Important puzzle in Bible account

Weekender
FAITH
No record of what’s beyond grave

By FRANK SENGE KOLMA
TWO obvious stories have been left out in Gospel accounts that, had they been told, would have provided incontrovertible proof of an afterlife and made life so much easier for men in their practice of faith.
A man called Lazarus was summoned by Jesus back from the dead after several days in the tomb (John 11:38-44). Lazarus had been dead and buried four days.
Christ was himself in the region of the dead for the whole of Friday night and Saturday and arose back to life in the early hours of Sunday following his crucifixion on Calvary.
A soldier’s child is said to have undergone the same miracle on a word from Jesus but the story is sketchy.
The details of these miraculous events are very well known and Jesus’ own death is central to the New Testament accounts.
What is less known is the obvious missing bits. Most gripping would have been Lazarus and Jesus’ separate accounts of their experiences in that region where our dear departed make their entrance and their existence forever ever after. Call it what you want, the world of the dead, hades, the nether world, heaven, hell, whatever?!
What was the trip there like? What does the other side look like? Is it another world or this same world we live in? Did they meet dead relatives? Do the dead walk around in bodies? Do they eat and drink? Are the sun, moon and stars there? Is there water and are there flowers? What is the mode of transportation? Are there houses and roads and bridges? Do the spirits speak?
Was it Heaven or Hell they visited? What are they like? What is the Heavenly palace made of? Angels and demons – what are their physical or spectral appearances like?
Innumerable questions about the very simple facts of life that would have, with the answers supplied by Jesus and Lazarus, proved beyond a shadow of a doubt the existence of the world beyond our own.
The accounts by Jesus and Lazarus would have made redundant all the church councils, the numerous debates and controversies and the proliferation of different churches and denominations around the world from then to now.
The absence of these accounts make everything so much more difficult and casts doubt upon the resurrection stories themselves.
There is a troubling aspect if one is to carry Lazarus’ story further.
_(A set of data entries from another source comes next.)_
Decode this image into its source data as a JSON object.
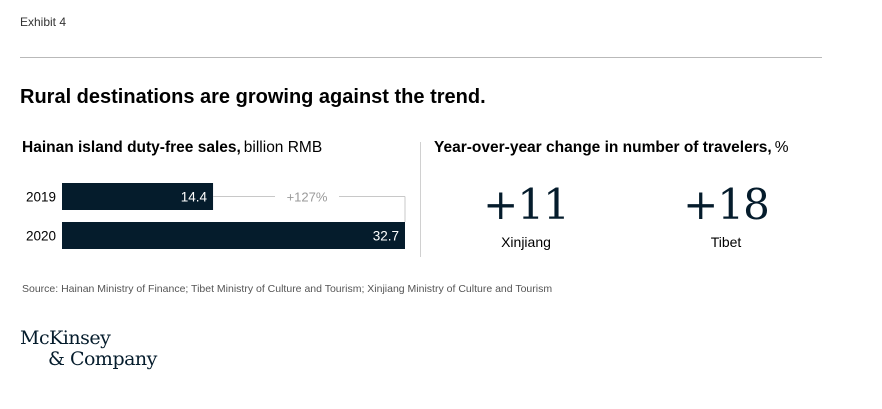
{
  "exhibit": "Exhibit 4",
  "headline": "Rural destinations are growing against the trend.",
  "left_panel": {
    "title": "Hainan island duty-free sales,",
    "unit": "billion RMB"
  },
  "right_panel": {
    "title": "Year-over-year change in number of travelers,",
    "unit": "%",
    "kpis": [
      {
        "value": "+11",
        "label": "Xinjiang"
      },
      {
        "value": "+18",
        "label": "Tibet"
      }
    ]
  },
  "chart_data": {
    "type": "bar",
    "orientation": "horizontal",
    "categories": [
      "2019",
      "2020"
    ],
    "values": [
      14.4,
      32.7
    ],
    "value_labels": [
      "14.4",
      "32.7"
    ],
    "annotation": "+127%",
    "bar_color": "#051c2c"
  },
  "source": "Source: Hainan Ministry of Finance; Tibet Ministry of Culture and Tourism; Xinjiang Ministry of Culture and Tourism",
  "logo": {
    "line1": "McKinsey",
    "line2": "& Company"
  }
}
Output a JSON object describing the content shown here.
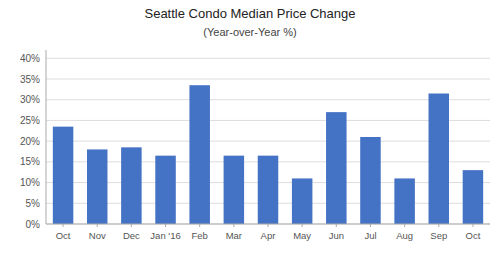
{
  "chart_data": {
    "type": "bar",
    "title": "Seattle Condo Median Price Change",
    "subtitle": "(Year-over-Year %)",
    "categories": [
      "Oct",
      "Nov",
      "Dec",
      "Jan '16",
      "Feb",
      "Mar",
      "Apr",
      "May",
      "Jun",
      "Jul",
      "Aug",
      "Sep",
      "Oct"
    ],
    "values": [
      23.5,
      18.0,
      18.5,
      16.5,
      33.5,
      16.5,
      16.5,
      11.0,
      27.0,
      21.0,
      11.0,
      31.5,
      13.0
    ],
    "color": "#4472C4",
    "ylim": [
      0,
      42
    ],
    "yticks": [
      {
        "value": 0,
        "label": "0%"
      },
      {
        "value": 5,
        "label": "5%"
      },
      {
        "value": 10,
        "label": "10%"
      },
      {
        "value": 15,
        "label": "15%"
      },
      {
        "value": 20,
        "label": "20%"
      },
      {
        "value": 25,
        "label": "25%"
      },
      {
        "value": 30,
        "label": "30%"
      },
      {
        "value": 35,
        "label": "35%"
      },
      {
        "value": 40,
        "label": "40%"
      }
    ],
    "grid": true
  }
}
Jesus, the author of life and death, the beginning and the end, the Son of the most high God, had ordered Lazarus back to life. He broke the chains of death in the process.
Lazarus cannot die a second death unless Jesus ordered so. He ought still to be around till the end of time. Christ broke the chains of death for himself and he rose bodily to Heaven after 40 days. He did not die a second time. That too is an important piece of information that has gone missing.

Only human to know heaven
Come to think of it, Christ himself never gave humans a real glimpse of Heaven because he is the only human who can be said to have a memory of it by virtue of his divinity. He was God incarnate, a principle part of the godhead who took human form temporarily for the salvation of mankind. He, more than anyone else, would know what Heaven looked like or where it is located and such like.
These are central planks missing from our belief that would have anchored our faith. With these accounts intact the history and development of church and state would have been different. There would have been much more certainty and clarity.
The gospel of John mentions at one point that if all accounts of what Jesus said and did were to be written down there would be no volume large enough to hold them all. That is true but these particular missing accounts give rise to today’s confusion, guess work, schisms and myths.
Our faith is entirely premised on preparing ourselves in this physical life for a blissful forever afterlife.

Lazarus being called forth from the grave. Lazarus didn’t tell what it was like being dead. – Picture from Blackhawk Kids.

None returned to tell
Yet no person living has returned from the other side to tell us what it is like on the other side. Those who have, like Jesus and Lazarus, have kept their own counsel.
It would have been useful if Christ had informed his disciples about how beautiful Heaven is and how horrid Hell is. He had 40 precious days after his resurrection with his disciples, precious time that he could have regaled them with what it is like on the other side.
This he did not do and that is very serious negligence that condemned mankind to conjecture forever and casts in some quarters doubt upon His word.
If mankind’s conjecture is far from the actual situation on the ether side, it would not be unfair to blame Jesus for humanity’s ignorance.
Or perhaps he did relate his experience but none of his disciplines thought it important enough to preach it or write it down. I doubt such an important piece of information would have been missed or forgotten.
And so there is this obvious neglect on the part of preparation of the Gospels that discerning reading of the Bible would give rise to fair questions of this kind.
But ours has been a very difficult task where everything conveyed in the Bible is to be taken as God given truth and any omission likewise forbidden human inquiry.
And here, in obedience to that principle, my own inquiry ends.